Blackburn Rovers’ Ted Harper scored a record 43 goals during the 1925-26 top-flight campaign, but his impressive mark stood for just two years before Dean blew it out of the water.
Former Liverpool manager Bill Shankly recalled Dean as well as anyone, having played against him for Preston North End in the mid-1930s.
“Dixie was the greatest centre-forward there will ever be,” he said. “His record of goalscoring is the most amazing thing under the sun. He belongs in the company of the supremely great like Beethoven, Shakespeare and Rembrandt.”
So how good was Dean? It is difficult to compare across eras, however it is easier to compare Dean with his peers. Looking at the three years before and three years after Dean’s record-breaking season, the First Division’s leading scorer averaged 40 goals. Dean smashed that by 50%. The closest anyone has come to challenging Dean is Tom Waring’s 49 for Aston Villa in 1930-31, but even he only reached 81% of Dean’s total.
Since then, even reaching 40 goals has been elusive, with Jimmy Greaves the last player to meet that mark more than 60 years ago.
While physically Dean and Haaland are very different – Dean stood 5ft 10in, while Haaland is 6ft 5in – their scoring records have similarities.
Comparing Dean’s 1927-28 season with the current one for Haaland, both scored on the opening day, and both scored their 12th goal in their eighth game. Haaland went on to net two more in that match for a hat-trick in a 6-3 win against Manchester United, while Dean scored all five in a 5-2 win against the same opponents in his ninth game.
Haaland has slowed slightly, at least compared with Dean, but his hat-trick against Wolves left him with 25 after 19 games, slightly behind Dean’s 30 after the same number of appearances.
One of the great unanswerable questions is how many Dean might have scored if he’d played all 42 games. One of the matches he missed, because of an England call-up, was a 7-0 romp against West Ham at Goodison Park. How many might he have added to his tally that day?
Dean did break the previous record in March 1928, then went three games without a goal before accelerating his output with a massive 17 goals in his last eight games to reach 60. A hat-trick against Arsenal in his final match pushed him past George Camsell’s Football League record of 59 which he had set in Division Two with Middlesbrough.
It is a record that even Haaland looks like falling short of.
Cole leads the current single-season Premier League-era scoring table with his 34 league goals in 40 games for Newcastle in 1994, before Shearer hit the same tally from two more games for Blackburn a season later.
Mohamed Salah holds the record for a 38-game season, and another Liverpool striker, Luis Suarez, came closest to managing a goal-per-game ratio.

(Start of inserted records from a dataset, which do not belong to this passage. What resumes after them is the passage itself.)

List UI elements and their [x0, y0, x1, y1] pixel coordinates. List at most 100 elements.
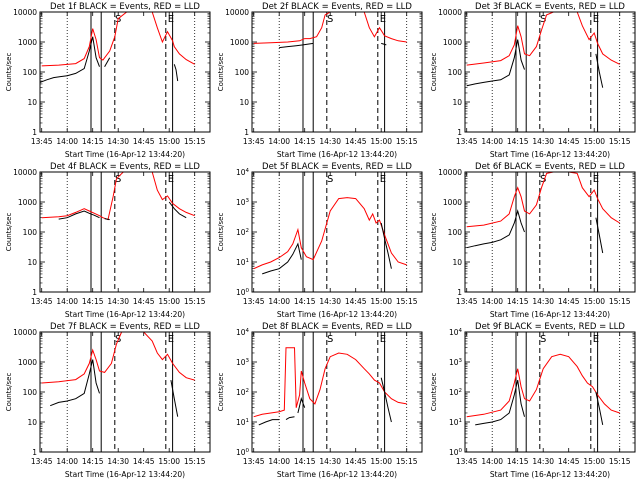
series-lld-line: [466, 172, 620, 228]
x-tick-label: 14:45: [133, 137, 155, 146]
marker-label: E: [380, 14, 386, 25]
y-tick-label: 10000: [13, 168, 37, 177]
y-tick-label: 10: [452, 98, 462, 107]
panel-1: Det 1f BLACK = Events, RED = LLD Counts/s…: [5, 2, 211, 159]
y-tick-label: 10: [452, 258, 462, 267]
series-events-line: [380, 222, 392, 269]
x-tick-label: 15:15: [609, 457, 631, 466]
marker-label: E: [168, 14, 174, 25]
series-events-line: [173, 64, 179, 82]
y-tick-label: 100: [236, 448, 250, 457]
y-tick-label: 104: [449, 328, 463, 337]
x-tick-label: 14:45: [558, 457, 580, 466]
marker-label: S: [327, 174, 333, 185]
plot-frame: [464, 171, 636, 293]
x-tick-label: 14:00: [481, 137, 503, 146]
y-tick-label: 101: [236, 258, 249, 267]
y-tick-label: 10000: [13, 8, 37, 17]
x-tick-label: 15:00: [158, 137, 180, 146]
series-events-line: [262, 242, 302, 275]
x-tick-label: 15:15: [184, 297, 206, 306]
plot-frame: [464, 11, 636, 133]
marker-label: S: [115, 174, 121, 185]
y-tick-label: 100: [448, 228, 463, 237]
y-axis-label: Counts/sec: [430, 373, 438, 412]
panel-title: Det 4f BLACK = Events, RED = LLD: [50, 162, 200, 172]
x-tick-label: 15:00: [370, 457, 392, 466]
x-tick-label: 13:45: [243, 457, 265, 466]
marker-label: E: [168, 334, 174, 345]
y-tick-label: 100: [23, 68, 38, 77]
marker-label: S: [327, 14, 333, 25]
y-tick-label: 10: [27, 418, 37, 427]
y-tick-label: 1000: [18, 198, 37, 207]
y-tick-label: 10000: [225, 8, 249, 17]
series-lld-line: [253, 347, 407, 418]
x-tick-label: 14:30: [319, 297, 341, 306]
x-tick-label: 13:45: [456, 297, 478, 306]
x-axis-label: Start Time (16-Apr-12 13:44:20): [490, 470, 610, 479]
x-tick-label: 14:00: [268, 137, 290, 146]
y-tick-label: 10: [27, 98, 37, 107]
y-tick-label: 1000: [230, 38, 249, 47]
series-events-line: [466, 209, 525, 249]
series-lld-line: [41, 332, 195, 384]
y-tick-label: 101: [449, 418, 462, 427]
series-lld-line: [253, 197, 407, 270]
x-tick-label: 15:15: [396, 457, 418, 466]
x-tick-label: 15:15: [184, 457, 206, 466]
marker-label: E: [380, 334, 386, 345]
panel-8: Det 8f BLACK = Events, RED = LLD Counts/s…: [217, 322, 423, 479]
x-tick-label: 15:00: [583, 297, 605, 306]
panel-6: Det 6f BLACK = Events, RED = LLD Counts/s…: [430, 162, 636, 319]
marker-label: E: [593, 174, 599, 185]
x-tick-label: 13:45: [31, 297, 53, 306]
x-axis-label: Start Time (16-Apr-12 13:44:20): [490, 150, 610, 159]
x-tick-label: 14:45: [345, 457, 367, 466]
x-axis-label: Start Time (16-Apr-12 13:44:20): [65, 310, 185, 319]
y-tick-label: 1000: [18, 358, 37, 367]
y-axis-label: Counts/sec: [217, 373, 225, 412]
y-axis-label: Counts/sec: [5, 373, 13, 412]
panel-title: Det 6f BLACK = Events, RED = LLD: [475, 162, 625, 172]
y-tick-label: 1000: [443, 38, 462, 47]
marker-label: S: [540, 14, 546, 25]
x-axis-label: Start Time (16-Apr-12 13:44:20): [490, 310, 610, 319]
x-tick-label: 14:30: [319, 457, 341, 466]
panel-title: Det 9f BLACK = Events, RED = LLD: [475, 322, 625, 332]
y-tick-label: 101: [236, 418, 249, 427]
series-events-line: [380, 377, 392, 423]
x-tick-label: 13:45: [31, 137, 53, 146]
marker-label: S: [540, 334, 546, 345]
series-events-line: [297, 396, 306, 414]
y-tick-label: 1000: [443, 198, 462, 207]
y-axis-label: Counts/sec: [5, 53, 13, 92]
y-tick-label: 100: [449, 448, 463, 457]
series-events-line: [595, 391, 604, 425]
y-tick-label: 104: [236, 168, 250, 177]
x-axis-label: Start Time (16-Apr-12 13:44:20): [65, 150, 185, 159]
x-tick-label: 15:00: [370, 137, 392, 146]
x-tick-label: 14:00: [56, 137, 78, 146]
x-tick-label: 13:45: [243, 137, 265, 146]
x-tick-label: 14:45: [133, 297, 155, 306]
plot-frame: [251, 171, 423, 293]
x-axis-label: Start Time (16-Apr-12 13:44:20): [277, 310, 397, 319]
plot-frame: [39, 331, 211, 453]
y-tick-label: 1: [32, 448, 37, 457]
y-tick-label: 10: [27, 258, 37, 267]
x-tick-label: 14:30: [107, 457, 129, 466]
panel-title: Det 3f BLACK = Events, RED = LLD: [475, 2, 625, 12]
x-tick-label: 14:15: [507, 297, 529, 306]
series-lld-line: [466, 12, 620, 66]
x-tick-label: 14:00: [481, 297, 503, 306]
x-tick-label: 15:00: [370, 297, 392, 306]
panel-2: Det 2f BLACK = Events, RED = LLD Counts/s…: [217, 2, 423, 159]
series-lld-line: [41, 172, 195, 221]
plot-frame: [39, 11, 211, 133]
x-tick-label: 14:15: [294, 137, 316, 146]
x-tick-label: 14:30: [107, 137, 129, 146]
panel-3: Det 3f BLACK = Events, RED = LLD Counts/s…: [430, 2, 636, 159]
y-tick-label: 102: [449, 388, 462, 397]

Shearer broke the 30-goal barrier three times, but it is notable how few players have managed it – Michael Owen, Robbie Fowler, Didier Drogba and Sergio Aguero are not on the list despite being Premier League legends.
During the record-setting seasons listed above, the average goals per game in the Premier League hovered about the 2.7 mark.
At his current pace, Haaland is likely to break the Premier League record in his 27th game, which if he plays all City’s matches will be against West Ham on March 18.
While Dean’s 60 might be out of reach, Haaland could be the first player since Jimmy Greaves in 1961 to break the 40-goal barrier. He has a maximum of 18 Premier League games left, leaving him on course to hit 48 goals and finish third, or possibly second, on the all-time list.
There were 3.8 goals per game (GPG) in 1927-28, so how would that have translated to this season where the GPG is currently about 2.8? Dean’s adjusted figure would have been 44, which is slightly less than the tally Haaland is on course to reach. But the magical 60 still seems likely to be too much.
Another hat-trick against Spurs on Sunday though, and we may start changing our minds.